Hans-Dieter Füser über Seehofers Taktieren

 

Die Lage muss wirklich „dramatisch“ gewesen sein. Wenn ein kundiger Fahrensmann wie Wolfgang Schäuble, derzeit Bundestagspräsident, auf solch nachdrucksvolle Art über den Zustand der Unionsparteien redet, dann macht sich ein mit allen politischen Wassern gewaschener CDU-Politiker ernsthaft Sorgen. Der Anlass für den Streit, Asylbewerber an der Grenze abzuweisen, die in anderen EU-Staaten bereits registriert sind – wie von Bundesinnenminister und CSU-Chef Horst Seehofer geplant – , war von vornherein erkennbar mit einem Kompromiss zu überwinden. Was daher wirklich beunruhigen muss, ist die offenkundige Bereitschaft Seehofers, ohne Rücksicht auf die politischen Kosten den Bruch der Fraktionsgemeinschaft zu riskieren.
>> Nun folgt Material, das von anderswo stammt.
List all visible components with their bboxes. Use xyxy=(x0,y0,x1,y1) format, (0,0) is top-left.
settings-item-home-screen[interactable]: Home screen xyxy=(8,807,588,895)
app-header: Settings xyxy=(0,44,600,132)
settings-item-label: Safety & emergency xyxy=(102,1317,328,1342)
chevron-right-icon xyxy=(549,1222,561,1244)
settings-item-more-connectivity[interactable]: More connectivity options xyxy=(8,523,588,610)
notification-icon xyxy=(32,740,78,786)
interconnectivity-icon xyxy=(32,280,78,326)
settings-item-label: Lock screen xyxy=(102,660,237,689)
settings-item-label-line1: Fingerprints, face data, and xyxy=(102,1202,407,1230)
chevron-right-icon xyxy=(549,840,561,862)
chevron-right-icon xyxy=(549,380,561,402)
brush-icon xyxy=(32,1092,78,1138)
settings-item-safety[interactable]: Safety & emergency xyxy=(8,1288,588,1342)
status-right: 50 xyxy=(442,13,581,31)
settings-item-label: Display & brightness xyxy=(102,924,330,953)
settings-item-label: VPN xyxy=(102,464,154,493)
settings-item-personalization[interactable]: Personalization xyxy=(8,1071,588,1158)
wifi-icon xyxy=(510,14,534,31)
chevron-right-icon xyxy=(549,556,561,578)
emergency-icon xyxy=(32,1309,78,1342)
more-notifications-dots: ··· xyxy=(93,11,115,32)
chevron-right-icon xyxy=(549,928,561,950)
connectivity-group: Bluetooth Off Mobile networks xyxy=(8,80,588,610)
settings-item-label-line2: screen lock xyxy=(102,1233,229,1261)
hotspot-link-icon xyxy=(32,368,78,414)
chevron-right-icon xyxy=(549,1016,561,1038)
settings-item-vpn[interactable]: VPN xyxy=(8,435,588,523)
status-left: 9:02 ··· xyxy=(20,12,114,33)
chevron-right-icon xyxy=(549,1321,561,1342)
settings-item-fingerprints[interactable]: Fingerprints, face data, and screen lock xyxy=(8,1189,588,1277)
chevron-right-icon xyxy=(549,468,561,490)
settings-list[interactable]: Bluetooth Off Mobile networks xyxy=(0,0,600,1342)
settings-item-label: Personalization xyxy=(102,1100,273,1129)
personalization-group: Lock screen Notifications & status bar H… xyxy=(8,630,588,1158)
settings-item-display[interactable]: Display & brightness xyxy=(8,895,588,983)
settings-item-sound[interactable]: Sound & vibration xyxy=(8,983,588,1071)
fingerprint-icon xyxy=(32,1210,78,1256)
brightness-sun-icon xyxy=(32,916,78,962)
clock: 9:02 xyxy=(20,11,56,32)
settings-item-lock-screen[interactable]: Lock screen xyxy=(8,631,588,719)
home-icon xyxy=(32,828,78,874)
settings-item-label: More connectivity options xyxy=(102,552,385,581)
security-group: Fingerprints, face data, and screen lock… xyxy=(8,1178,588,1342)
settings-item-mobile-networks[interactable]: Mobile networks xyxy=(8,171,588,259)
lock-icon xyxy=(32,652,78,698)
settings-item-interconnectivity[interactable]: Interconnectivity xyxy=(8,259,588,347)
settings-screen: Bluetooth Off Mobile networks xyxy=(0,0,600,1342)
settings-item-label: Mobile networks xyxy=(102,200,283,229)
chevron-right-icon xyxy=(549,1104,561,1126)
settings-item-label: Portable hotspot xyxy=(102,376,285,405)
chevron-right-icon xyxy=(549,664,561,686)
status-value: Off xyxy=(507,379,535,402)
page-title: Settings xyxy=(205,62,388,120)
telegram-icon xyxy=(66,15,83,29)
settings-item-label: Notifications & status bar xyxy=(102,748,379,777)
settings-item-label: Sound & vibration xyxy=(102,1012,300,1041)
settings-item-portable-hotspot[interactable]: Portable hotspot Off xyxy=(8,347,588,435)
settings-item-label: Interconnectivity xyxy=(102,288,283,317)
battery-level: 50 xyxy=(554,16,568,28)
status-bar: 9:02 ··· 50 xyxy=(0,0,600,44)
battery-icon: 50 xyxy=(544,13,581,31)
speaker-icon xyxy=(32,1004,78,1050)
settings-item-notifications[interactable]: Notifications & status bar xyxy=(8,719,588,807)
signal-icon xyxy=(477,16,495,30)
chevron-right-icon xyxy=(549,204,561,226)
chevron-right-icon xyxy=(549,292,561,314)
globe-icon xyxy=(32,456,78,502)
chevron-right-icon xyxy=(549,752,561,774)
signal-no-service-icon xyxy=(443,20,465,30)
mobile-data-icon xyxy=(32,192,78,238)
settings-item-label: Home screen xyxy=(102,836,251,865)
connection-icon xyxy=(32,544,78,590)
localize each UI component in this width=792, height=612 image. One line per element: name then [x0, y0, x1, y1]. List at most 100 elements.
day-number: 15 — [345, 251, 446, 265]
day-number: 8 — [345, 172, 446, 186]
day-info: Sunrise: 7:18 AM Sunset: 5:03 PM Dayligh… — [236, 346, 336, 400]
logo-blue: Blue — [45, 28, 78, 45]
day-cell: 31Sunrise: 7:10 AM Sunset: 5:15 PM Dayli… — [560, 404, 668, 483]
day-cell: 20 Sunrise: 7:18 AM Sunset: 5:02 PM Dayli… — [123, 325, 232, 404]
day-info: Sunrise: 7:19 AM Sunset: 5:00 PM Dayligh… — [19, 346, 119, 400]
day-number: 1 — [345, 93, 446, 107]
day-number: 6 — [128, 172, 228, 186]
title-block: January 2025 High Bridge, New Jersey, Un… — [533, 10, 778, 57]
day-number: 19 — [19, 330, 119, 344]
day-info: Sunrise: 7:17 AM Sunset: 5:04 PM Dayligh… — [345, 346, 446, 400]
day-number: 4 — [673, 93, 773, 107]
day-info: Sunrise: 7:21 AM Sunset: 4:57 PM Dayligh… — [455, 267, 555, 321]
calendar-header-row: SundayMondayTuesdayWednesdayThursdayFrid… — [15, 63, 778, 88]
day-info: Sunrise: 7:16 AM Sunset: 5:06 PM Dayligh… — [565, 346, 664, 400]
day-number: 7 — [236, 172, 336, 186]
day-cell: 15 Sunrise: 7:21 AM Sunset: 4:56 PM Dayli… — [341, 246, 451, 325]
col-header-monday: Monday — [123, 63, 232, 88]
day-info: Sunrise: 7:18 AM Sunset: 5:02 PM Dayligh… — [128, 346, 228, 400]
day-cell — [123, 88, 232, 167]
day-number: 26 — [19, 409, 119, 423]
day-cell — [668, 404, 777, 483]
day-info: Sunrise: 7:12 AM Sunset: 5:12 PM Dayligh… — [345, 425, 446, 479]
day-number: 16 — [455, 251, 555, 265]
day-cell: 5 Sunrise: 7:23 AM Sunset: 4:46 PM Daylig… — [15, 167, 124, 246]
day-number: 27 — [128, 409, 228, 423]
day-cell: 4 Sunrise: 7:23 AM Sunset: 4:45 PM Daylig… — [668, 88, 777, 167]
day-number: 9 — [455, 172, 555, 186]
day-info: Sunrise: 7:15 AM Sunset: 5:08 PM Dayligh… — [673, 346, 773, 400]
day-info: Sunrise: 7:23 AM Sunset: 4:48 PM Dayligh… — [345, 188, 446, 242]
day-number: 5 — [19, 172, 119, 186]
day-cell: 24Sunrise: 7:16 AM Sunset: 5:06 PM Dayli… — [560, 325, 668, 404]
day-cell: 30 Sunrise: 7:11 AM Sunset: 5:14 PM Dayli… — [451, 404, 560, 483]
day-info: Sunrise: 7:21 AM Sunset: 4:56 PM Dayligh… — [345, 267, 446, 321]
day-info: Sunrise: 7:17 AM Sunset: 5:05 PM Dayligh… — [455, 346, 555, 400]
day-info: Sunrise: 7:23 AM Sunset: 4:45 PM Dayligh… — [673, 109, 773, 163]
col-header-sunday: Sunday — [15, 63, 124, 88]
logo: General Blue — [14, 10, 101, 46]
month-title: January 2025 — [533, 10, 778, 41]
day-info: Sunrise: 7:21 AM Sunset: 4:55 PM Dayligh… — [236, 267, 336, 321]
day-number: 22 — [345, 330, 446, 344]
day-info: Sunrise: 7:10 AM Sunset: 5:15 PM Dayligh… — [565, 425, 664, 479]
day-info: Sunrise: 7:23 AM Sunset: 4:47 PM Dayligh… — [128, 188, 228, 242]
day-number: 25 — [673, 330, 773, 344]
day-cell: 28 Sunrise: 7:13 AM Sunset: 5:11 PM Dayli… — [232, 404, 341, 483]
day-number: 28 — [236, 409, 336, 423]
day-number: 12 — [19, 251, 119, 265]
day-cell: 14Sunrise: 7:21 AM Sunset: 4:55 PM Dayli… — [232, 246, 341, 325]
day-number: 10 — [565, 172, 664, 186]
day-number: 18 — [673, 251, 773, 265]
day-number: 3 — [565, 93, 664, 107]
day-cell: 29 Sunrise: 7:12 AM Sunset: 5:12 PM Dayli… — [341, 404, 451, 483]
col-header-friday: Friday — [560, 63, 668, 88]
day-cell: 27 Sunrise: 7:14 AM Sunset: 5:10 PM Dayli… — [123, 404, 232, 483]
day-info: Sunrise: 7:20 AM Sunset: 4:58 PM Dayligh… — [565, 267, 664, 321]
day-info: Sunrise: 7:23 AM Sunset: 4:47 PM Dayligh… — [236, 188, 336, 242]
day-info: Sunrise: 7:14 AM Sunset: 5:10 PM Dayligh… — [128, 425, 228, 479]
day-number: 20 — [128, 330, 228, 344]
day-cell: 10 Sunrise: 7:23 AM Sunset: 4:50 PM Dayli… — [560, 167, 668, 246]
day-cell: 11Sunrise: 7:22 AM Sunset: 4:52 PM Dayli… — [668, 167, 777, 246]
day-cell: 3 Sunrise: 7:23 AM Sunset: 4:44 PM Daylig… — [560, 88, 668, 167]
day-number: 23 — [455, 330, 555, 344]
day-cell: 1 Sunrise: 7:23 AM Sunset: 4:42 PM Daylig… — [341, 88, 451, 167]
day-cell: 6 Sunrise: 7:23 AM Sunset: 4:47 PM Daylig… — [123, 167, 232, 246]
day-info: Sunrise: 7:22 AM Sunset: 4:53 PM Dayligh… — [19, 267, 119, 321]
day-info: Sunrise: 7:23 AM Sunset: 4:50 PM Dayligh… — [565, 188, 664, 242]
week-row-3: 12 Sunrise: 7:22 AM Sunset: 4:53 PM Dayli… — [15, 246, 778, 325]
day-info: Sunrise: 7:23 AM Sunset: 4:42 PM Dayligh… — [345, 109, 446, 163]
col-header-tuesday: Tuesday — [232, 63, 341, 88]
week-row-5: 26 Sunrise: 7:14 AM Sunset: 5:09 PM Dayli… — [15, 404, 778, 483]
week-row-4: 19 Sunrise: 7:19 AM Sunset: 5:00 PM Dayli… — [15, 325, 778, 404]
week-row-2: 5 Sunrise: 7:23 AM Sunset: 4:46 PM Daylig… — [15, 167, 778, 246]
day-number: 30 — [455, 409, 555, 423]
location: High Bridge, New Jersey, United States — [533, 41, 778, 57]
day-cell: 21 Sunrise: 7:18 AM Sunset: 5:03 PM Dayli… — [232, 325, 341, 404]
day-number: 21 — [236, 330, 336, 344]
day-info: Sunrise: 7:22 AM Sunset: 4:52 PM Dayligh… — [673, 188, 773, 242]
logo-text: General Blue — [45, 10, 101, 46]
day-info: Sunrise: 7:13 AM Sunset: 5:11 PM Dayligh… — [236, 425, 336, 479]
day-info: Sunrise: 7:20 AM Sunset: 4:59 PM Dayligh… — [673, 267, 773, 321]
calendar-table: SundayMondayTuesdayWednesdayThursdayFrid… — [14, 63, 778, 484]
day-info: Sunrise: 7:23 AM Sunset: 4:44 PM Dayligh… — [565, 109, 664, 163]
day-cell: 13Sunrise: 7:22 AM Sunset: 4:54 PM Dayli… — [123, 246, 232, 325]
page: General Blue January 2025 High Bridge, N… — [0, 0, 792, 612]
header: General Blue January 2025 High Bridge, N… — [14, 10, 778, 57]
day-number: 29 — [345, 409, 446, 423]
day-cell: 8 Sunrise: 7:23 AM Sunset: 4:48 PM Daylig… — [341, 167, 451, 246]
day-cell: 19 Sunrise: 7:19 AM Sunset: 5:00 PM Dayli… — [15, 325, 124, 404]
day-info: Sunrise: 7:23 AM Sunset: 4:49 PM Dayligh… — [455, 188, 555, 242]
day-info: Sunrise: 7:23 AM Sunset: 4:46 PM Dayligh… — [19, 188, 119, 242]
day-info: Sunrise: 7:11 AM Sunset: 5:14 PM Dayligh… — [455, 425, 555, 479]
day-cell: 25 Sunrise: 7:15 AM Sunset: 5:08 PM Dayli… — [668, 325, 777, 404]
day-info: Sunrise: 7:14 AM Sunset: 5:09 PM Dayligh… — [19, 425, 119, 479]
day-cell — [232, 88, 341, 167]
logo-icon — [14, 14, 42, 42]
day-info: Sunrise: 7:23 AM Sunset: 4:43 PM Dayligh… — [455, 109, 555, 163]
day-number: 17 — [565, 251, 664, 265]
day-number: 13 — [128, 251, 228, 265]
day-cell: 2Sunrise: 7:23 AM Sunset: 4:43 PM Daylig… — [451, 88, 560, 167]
Wenn Schäuble Seehofer ferner „Kreuth 1976“ vor die Nase hält, verweist er auf die strukturelle Schwäche der bayerischen Regionalpartei. Diese versucht zwar immer mal wieder – siehe Pkw-Maut –, bundesweit Akzente zu setzen. Aber wenn es ans Eingemachte geht, bleibt am Ende immer nur die „Drohung“ mit der bundesweiten Ausdehnung der Partei. Da aber die CDU schnell in Bayern einmarschieren kann, der umgekehrte Weg für die CSU aber unbezahlbar wäre, bleibt die Drohung eine leere. Wie schon 1976 der damalige CSU-Chef Franz Josef Strauß erkennen musste. Hat Seehofer diese Folgen nicht bedacht? Waren sie ihm egal? Wie immer die Antwort lautet: Hier zeigt sich ein Hasardeur, der offenbar jedes Maß verloren hat.